Democracies can further repression, too. For four years, Trump’s flouting of norms within the United States, with his cries of “fake news” and persistent spread of misinformation, were echoed worldwide. “The war on truth in India is very much like the war on truth in the United States,” Vidya Krishnan, a journalist with the pioneering Indian magazine the Caravan, observed this week.
The storming of the Capitol on Jan. 6 left foreign pro-democracy groups that had allied with the United States disillusioned and defeated. “Our main ally in the fight for democracy has tumbled,” Venezuelan activist Jorge Barragán told The Post at the time. “What does that mean for us?
New U.S. leadership is not likely to answer that question on its own. When the Myanmar military announced a state of emergency and arrested Suu Kyi and her allies this week, it justified the moves by making unfounded claims of electoral fraud. To many observers, those accusations sounded familiar. “The Myanmar military has done what Trump tried to do,” Kenneth Roth, the executive director of Human Rights Watch tweeted Monday.

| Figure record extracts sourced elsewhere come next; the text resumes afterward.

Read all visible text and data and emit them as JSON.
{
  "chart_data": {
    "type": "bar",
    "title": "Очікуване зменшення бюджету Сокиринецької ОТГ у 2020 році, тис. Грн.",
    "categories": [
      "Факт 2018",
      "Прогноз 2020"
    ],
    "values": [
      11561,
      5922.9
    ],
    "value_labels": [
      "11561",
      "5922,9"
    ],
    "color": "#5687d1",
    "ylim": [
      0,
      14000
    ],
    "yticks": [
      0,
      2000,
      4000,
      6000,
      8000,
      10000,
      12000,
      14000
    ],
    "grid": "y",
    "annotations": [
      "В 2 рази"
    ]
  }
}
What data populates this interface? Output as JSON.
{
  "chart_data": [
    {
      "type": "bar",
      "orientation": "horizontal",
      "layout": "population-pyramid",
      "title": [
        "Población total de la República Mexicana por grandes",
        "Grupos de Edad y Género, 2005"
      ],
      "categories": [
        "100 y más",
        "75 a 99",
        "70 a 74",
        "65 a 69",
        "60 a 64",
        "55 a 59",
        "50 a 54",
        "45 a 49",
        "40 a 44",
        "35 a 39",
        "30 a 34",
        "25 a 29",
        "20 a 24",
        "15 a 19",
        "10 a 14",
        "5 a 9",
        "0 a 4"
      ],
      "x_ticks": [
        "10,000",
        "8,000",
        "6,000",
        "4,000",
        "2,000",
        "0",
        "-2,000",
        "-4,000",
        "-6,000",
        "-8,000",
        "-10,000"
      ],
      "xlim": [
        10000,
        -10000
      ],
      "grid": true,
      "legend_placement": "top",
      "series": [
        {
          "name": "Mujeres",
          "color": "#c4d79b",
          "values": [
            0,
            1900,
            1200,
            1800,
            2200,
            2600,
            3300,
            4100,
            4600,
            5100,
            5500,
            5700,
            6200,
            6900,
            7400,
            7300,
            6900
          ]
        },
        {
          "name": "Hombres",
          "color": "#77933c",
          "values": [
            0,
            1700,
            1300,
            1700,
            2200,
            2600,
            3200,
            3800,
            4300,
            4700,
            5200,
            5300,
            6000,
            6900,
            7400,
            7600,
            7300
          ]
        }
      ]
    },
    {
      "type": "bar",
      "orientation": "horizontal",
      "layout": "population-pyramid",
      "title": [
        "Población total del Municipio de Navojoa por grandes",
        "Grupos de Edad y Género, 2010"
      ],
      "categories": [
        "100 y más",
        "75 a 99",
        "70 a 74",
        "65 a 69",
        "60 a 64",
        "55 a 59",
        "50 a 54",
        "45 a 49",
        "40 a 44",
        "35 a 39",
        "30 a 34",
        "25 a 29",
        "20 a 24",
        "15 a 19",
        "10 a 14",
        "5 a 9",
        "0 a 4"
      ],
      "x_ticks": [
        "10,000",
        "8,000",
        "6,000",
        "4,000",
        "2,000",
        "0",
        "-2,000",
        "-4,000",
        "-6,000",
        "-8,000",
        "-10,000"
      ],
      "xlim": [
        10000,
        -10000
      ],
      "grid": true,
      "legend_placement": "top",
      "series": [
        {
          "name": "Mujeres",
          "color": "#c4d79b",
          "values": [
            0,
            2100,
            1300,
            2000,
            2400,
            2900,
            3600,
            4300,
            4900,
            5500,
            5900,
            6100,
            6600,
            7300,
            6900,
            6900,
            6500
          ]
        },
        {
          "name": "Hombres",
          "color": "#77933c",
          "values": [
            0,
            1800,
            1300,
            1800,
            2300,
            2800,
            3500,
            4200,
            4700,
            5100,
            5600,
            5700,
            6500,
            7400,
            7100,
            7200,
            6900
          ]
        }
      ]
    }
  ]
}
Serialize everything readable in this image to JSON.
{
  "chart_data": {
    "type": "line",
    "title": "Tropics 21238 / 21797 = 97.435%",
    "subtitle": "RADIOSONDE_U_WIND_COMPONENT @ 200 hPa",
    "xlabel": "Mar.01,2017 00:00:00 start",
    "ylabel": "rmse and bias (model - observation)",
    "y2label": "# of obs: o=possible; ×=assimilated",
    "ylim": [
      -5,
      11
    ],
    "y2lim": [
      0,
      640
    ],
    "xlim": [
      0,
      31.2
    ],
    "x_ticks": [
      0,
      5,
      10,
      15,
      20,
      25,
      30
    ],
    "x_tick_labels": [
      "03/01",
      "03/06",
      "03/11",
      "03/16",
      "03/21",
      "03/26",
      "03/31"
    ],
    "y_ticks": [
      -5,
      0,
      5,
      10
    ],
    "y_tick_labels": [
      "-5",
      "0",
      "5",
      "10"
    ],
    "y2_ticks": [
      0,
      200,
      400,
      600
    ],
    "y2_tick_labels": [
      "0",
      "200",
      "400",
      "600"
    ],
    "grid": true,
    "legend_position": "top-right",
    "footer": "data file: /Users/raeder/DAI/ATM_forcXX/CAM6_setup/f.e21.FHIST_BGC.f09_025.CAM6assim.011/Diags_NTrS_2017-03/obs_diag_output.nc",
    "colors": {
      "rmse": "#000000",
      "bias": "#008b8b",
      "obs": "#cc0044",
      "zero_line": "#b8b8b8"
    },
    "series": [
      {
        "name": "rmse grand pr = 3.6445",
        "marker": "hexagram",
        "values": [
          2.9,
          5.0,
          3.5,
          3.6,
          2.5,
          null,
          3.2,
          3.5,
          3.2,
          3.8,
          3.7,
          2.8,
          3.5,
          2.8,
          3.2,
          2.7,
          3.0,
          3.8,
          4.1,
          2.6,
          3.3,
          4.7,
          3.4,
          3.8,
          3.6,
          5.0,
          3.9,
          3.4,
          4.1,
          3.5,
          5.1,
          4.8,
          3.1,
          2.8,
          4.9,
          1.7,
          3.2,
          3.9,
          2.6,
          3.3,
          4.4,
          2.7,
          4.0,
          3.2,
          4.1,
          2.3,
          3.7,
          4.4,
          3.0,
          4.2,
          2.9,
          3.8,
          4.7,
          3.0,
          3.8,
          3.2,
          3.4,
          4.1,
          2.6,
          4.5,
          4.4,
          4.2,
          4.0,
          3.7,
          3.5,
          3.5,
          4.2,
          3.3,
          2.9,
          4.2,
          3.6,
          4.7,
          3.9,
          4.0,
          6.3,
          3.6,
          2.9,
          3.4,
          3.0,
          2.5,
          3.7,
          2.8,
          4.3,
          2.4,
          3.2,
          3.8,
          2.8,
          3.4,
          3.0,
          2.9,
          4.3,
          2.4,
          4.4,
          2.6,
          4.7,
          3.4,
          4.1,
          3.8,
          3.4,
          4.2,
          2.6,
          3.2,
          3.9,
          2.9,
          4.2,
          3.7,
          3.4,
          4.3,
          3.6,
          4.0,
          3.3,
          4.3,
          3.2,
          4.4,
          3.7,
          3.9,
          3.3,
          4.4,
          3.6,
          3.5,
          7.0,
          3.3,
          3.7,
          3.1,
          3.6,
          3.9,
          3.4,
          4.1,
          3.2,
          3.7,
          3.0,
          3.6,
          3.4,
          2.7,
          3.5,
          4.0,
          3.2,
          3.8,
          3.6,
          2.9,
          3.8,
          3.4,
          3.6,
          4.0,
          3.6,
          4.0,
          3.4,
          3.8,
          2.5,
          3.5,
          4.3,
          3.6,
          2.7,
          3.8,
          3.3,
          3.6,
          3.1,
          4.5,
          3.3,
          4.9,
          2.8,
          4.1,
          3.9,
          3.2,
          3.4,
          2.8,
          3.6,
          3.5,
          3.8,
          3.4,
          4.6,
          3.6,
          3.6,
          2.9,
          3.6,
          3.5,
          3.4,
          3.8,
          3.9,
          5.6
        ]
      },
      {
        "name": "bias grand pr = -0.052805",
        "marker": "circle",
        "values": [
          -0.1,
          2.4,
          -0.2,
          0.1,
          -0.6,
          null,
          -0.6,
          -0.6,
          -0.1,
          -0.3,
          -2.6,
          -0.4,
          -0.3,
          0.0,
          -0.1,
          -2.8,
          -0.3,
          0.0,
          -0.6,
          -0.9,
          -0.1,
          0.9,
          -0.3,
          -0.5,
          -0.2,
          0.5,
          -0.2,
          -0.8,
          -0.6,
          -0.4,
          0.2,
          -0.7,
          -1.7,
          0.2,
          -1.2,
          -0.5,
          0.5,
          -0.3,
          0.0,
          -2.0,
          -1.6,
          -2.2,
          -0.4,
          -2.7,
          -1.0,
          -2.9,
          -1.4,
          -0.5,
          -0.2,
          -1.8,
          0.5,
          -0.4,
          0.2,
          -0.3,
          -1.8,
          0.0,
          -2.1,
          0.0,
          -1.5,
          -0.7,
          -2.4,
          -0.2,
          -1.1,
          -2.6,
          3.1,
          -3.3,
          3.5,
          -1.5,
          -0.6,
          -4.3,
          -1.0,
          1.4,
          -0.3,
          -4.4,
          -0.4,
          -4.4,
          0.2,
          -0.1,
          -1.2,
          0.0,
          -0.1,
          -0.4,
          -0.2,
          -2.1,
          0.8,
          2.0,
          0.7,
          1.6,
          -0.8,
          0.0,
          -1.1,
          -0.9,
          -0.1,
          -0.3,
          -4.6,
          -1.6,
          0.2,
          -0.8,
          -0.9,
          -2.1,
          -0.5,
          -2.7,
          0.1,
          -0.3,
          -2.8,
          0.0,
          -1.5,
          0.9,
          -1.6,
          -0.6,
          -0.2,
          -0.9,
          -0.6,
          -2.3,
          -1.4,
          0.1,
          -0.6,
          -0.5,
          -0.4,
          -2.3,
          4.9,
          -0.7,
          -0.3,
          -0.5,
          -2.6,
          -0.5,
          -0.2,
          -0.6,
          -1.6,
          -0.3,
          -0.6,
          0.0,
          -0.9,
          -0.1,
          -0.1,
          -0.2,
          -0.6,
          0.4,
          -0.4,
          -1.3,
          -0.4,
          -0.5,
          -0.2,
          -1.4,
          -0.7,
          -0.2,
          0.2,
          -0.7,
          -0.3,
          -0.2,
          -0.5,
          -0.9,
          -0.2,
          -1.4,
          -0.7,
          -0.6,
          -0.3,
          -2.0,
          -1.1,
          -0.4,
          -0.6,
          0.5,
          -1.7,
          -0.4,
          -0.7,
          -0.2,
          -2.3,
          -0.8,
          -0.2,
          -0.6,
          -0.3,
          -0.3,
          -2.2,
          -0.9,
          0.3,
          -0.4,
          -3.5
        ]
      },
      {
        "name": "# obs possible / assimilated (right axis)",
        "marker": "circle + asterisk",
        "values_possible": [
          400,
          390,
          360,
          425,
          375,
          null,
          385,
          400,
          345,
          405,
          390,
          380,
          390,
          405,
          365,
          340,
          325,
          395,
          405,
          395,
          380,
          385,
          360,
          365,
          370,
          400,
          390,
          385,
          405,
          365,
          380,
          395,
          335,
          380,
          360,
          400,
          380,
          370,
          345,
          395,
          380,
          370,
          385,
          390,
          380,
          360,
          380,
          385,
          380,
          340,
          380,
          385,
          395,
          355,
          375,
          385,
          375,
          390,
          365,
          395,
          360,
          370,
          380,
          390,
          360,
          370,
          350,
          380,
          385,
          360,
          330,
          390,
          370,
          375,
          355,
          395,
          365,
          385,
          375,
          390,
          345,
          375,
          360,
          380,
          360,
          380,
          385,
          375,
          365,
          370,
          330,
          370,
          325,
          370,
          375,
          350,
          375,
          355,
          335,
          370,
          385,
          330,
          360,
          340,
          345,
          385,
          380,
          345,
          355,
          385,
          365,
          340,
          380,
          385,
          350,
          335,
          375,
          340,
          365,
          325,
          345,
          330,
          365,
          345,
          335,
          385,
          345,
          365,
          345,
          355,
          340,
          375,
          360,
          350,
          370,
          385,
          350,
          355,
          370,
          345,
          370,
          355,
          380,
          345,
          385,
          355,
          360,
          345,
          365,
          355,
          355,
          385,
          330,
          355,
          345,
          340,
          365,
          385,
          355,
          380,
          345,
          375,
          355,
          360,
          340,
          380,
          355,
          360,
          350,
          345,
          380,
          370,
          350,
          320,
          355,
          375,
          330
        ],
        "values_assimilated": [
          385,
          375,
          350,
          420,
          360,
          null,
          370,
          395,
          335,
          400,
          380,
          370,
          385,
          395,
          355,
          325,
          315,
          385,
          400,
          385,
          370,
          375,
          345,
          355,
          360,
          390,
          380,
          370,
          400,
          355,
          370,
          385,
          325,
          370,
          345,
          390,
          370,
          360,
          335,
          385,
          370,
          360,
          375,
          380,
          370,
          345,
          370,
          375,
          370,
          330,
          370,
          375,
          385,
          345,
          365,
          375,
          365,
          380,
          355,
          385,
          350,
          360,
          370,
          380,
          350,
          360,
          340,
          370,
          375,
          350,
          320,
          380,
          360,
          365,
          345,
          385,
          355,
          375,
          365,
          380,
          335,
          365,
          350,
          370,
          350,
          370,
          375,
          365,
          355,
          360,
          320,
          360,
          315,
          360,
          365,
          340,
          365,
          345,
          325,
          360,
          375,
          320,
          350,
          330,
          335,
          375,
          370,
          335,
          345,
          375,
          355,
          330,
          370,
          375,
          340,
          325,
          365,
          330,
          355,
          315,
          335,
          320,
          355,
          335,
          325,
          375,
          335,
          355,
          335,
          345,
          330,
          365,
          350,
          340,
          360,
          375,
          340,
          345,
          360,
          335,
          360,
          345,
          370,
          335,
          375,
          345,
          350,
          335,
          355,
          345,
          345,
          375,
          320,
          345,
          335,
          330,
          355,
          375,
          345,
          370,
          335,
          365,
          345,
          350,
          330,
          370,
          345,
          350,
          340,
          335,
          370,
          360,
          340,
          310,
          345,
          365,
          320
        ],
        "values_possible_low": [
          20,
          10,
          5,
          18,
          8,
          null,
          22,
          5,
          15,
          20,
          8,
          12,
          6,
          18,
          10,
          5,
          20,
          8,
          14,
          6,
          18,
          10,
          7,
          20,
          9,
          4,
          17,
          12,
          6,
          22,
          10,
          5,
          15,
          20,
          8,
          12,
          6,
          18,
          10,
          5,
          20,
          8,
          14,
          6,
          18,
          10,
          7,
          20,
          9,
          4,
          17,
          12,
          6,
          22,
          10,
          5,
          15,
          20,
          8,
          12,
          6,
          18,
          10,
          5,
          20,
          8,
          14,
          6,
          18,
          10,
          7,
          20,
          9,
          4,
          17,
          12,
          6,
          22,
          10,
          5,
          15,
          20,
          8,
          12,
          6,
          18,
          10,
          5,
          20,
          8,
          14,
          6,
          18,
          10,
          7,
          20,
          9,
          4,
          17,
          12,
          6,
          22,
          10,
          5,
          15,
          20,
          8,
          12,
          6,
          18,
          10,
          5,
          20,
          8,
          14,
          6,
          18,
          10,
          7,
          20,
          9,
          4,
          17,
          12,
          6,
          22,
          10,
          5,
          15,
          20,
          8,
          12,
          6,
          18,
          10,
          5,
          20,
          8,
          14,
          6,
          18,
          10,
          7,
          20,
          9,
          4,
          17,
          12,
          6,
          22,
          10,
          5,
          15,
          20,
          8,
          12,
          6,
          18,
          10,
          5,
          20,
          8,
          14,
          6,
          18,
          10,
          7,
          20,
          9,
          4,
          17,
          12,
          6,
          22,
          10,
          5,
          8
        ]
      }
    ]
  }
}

For those who favor democracies and human rights, reversing the trend will not be easy. Before he entered office, President Biden touted the idea of hosting a global democracy summit during the first year of his term. That may rally like-minded countries to address some of the problems seen in places such as Myanmar and Russia.
Some critics have asked, fairly, how the United States and its allies can expect to lecture anyone on democracy when their own systems are under strain. Autocratic leaders, meanwhile, suggest that there are simply different systems in the world: When he spoke remotely at the World Economic Forum last week, Chinese leader Xi Jinping decried a rise of “ideological prejudice” and “hatred.”
But no nation can exist in a bubble, spared from the broader shifts in geopolitics. And in the battle between democracy and autocracy, it looks like the latter is gaining ground.